Despite their great genetic similarity, bonobos' behavior is strikingly different from that of chimpanzees. Whereas males are the dominant sex in the chimpanzee, bonobo society is female-dominant. Remarkably, like humans, chimpanzees make war with rivaling groups and do not take kindly to strangers. In stark contrast, bonobos live in friendly and tolerant societies and, although they sometimes hunt smaller animals for consumption, never kill one of their own (9, 31, 32). Intriguingly, bonobos prefer to share food and mate with strangers than with acquaintances (33). The social and emotional differences between the two species of Pan are reflected in the anatomy of the brain. A neuroimaging study comparing both species showed that bonobos not only have more gray matter in the amygdala and insula, regions involved in perceiving emotions in self and others, they also have a larger pathway linking the amygdala with the anterior cingulate cortex, which is implicated in top-down control of aggressive impulses (59).
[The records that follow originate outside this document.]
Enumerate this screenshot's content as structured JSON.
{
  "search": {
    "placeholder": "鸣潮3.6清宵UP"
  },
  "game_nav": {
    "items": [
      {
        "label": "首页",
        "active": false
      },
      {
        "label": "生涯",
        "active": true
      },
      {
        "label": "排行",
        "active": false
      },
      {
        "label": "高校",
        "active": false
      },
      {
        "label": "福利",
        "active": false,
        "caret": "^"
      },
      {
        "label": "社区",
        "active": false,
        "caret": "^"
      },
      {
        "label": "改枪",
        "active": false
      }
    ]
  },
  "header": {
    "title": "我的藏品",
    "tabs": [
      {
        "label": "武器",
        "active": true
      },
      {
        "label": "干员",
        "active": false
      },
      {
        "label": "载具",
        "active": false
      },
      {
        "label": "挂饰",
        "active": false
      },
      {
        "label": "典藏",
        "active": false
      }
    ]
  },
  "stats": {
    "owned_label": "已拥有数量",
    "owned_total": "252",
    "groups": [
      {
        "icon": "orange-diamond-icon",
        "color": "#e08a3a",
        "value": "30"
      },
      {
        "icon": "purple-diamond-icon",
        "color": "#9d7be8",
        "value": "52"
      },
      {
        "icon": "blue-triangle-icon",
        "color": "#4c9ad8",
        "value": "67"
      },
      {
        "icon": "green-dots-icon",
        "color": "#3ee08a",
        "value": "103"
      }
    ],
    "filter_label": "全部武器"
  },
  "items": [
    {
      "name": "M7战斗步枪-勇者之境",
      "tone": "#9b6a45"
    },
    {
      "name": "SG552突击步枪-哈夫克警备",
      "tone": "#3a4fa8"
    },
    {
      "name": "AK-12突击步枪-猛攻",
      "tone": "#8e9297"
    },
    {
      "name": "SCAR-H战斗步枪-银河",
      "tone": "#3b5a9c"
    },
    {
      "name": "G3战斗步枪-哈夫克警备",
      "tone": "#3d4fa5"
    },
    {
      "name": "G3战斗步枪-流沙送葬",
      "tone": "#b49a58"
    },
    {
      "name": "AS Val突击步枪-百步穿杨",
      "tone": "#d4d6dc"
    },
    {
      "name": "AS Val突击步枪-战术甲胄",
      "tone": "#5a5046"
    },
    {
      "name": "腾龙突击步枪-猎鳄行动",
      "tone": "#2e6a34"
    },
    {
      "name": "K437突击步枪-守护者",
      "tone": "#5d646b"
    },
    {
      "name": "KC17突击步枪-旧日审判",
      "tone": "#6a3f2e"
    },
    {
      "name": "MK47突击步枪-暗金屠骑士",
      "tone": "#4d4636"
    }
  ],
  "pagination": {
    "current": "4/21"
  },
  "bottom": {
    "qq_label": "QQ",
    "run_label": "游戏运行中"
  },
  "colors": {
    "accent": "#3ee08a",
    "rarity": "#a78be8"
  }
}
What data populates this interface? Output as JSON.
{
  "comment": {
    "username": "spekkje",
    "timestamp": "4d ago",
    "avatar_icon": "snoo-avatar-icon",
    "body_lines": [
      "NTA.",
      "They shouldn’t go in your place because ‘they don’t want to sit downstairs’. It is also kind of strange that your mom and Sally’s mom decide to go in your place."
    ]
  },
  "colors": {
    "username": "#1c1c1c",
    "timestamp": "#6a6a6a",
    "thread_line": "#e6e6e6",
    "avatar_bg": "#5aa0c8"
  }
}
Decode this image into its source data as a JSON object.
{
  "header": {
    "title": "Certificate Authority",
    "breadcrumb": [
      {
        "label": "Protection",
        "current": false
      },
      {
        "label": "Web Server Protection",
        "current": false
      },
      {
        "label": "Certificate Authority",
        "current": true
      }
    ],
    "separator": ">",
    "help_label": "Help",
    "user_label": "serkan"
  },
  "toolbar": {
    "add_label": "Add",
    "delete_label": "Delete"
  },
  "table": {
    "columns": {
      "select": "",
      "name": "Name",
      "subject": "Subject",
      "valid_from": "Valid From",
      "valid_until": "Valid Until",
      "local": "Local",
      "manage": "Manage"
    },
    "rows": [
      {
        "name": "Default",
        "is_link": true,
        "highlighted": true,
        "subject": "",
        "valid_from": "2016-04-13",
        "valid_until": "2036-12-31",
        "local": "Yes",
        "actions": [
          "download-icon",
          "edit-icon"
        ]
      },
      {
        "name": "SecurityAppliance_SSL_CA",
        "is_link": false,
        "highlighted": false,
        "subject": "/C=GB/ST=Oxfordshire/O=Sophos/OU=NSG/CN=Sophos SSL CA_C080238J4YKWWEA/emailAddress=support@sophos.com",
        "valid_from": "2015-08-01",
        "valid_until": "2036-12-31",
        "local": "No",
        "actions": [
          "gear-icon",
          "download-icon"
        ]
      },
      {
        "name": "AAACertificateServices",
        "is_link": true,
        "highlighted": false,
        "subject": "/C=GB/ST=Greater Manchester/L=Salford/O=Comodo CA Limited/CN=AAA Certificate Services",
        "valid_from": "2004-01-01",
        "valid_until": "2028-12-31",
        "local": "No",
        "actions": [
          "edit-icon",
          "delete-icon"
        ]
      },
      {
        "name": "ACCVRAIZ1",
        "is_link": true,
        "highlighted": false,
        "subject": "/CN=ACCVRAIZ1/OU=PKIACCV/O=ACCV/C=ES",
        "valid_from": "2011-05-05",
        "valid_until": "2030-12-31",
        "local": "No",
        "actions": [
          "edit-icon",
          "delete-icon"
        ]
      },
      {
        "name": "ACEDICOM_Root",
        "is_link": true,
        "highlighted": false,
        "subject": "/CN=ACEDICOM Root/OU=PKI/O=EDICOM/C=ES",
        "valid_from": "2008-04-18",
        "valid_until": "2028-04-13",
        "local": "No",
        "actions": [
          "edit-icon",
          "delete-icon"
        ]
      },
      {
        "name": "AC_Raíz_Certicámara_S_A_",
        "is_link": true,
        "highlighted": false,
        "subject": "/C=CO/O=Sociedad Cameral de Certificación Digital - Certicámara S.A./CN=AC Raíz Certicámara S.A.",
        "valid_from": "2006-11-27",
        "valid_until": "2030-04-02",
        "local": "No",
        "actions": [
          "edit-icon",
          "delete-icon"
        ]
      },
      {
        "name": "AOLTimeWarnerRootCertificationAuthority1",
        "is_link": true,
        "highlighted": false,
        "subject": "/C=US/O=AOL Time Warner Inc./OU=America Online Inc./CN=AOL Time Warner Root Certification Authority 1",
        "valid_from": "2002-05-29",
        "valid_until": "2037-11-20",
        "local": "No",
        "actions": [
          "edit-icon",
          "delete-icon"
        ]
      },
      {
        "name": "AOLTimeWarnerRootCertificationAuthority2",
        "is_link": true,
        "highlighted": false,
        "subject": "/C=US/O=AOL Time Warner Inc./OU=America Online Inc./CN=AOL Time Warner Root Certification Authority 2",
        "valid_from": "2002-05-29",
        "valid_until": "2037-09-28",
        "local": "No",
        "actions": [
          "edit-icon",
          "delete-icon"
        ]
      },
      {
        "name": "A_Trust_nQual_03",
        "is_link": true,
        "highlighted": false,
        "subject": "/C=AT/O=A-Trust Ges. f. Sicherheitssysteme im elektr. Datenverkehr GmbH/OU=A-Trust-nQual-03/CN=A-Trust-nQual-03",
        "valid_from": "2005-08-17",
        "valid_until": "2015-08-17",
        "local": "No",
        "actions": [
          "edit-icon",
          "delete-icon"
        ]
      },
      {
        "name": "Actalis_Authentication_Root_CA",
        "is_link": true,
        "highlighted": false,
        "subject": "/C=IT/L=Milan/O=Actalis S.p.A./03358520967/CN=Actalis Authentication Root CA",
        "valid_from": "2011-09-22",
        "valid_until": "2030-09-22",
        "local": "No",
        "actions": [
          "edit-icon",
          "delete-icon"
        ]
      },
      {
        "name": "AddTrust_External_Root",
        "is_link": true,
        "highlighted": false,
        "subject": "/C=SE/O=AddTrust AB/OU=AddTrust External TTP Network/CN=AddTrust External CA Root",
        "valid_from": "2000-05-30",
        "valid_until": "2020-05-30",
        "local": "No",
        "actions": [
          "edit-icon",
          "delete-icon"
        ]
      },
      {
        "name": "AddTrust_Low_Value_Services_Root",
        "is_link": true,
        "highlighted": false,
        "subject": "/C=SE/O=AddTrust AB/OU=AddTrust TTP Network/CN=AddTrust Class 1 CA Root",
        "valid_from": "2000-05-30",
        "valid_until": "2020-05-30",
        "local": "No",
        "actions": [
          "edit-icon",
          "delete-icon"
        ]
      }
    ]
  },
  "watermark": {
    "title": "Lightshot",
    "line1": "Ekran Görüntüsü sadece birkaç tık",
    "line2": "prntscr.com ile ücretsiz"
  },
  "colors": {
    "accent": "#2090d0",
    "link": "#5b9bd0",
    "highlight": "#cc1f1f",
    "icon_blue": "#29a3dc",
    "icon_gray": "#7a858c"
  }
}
The results are in line with earlier work showing that bonobos have more Von Economo neurons, which are involved in social cognition, in the anterior cingulate cortex than chimpanzees, and showed a pattern that closely resembled that seen in humans (59_&endash;61).
 
The present study showed that bonobos have heightened attention toward conspecifics' yawns, grooming, and sexual behaviors. Based on the results of the present study, can these behaviors be interpreted as emotional behaviors? Heightened attention as measured via shorter reaction times in the dot-probe task has in the human literature been widely interpreted as an emotional bias. Can we then draw the same conclusion for bonobos? For the following reasons, we indeed think we can. First, reaction times of all four subjects reflected an attentional bias toward conspecifics' emotional behaviors. Second, the scenes that were rated by four experts as being emotionally intense for bonobos, especially grabbed bonobo's attention most. Third, one subject showed more nose wipes following trials where she had to approach emotional compared with neutral scenes. A nose wipe is considered a sign of edginess, motivational ambivalence, or frustration (48, 49).
 
To conclude, bonobos' attention is quickly captured by the emotional expressions of others. Interestingly, this attentional bias was strongest for affiliative behaviors (grooming and mating) and behaviors that are highly contagious (yawning) and not significant for scenes depicting distress. The results suggest that protective and affiliative behaviors are pivotal in bonobo society and therefore prioritized.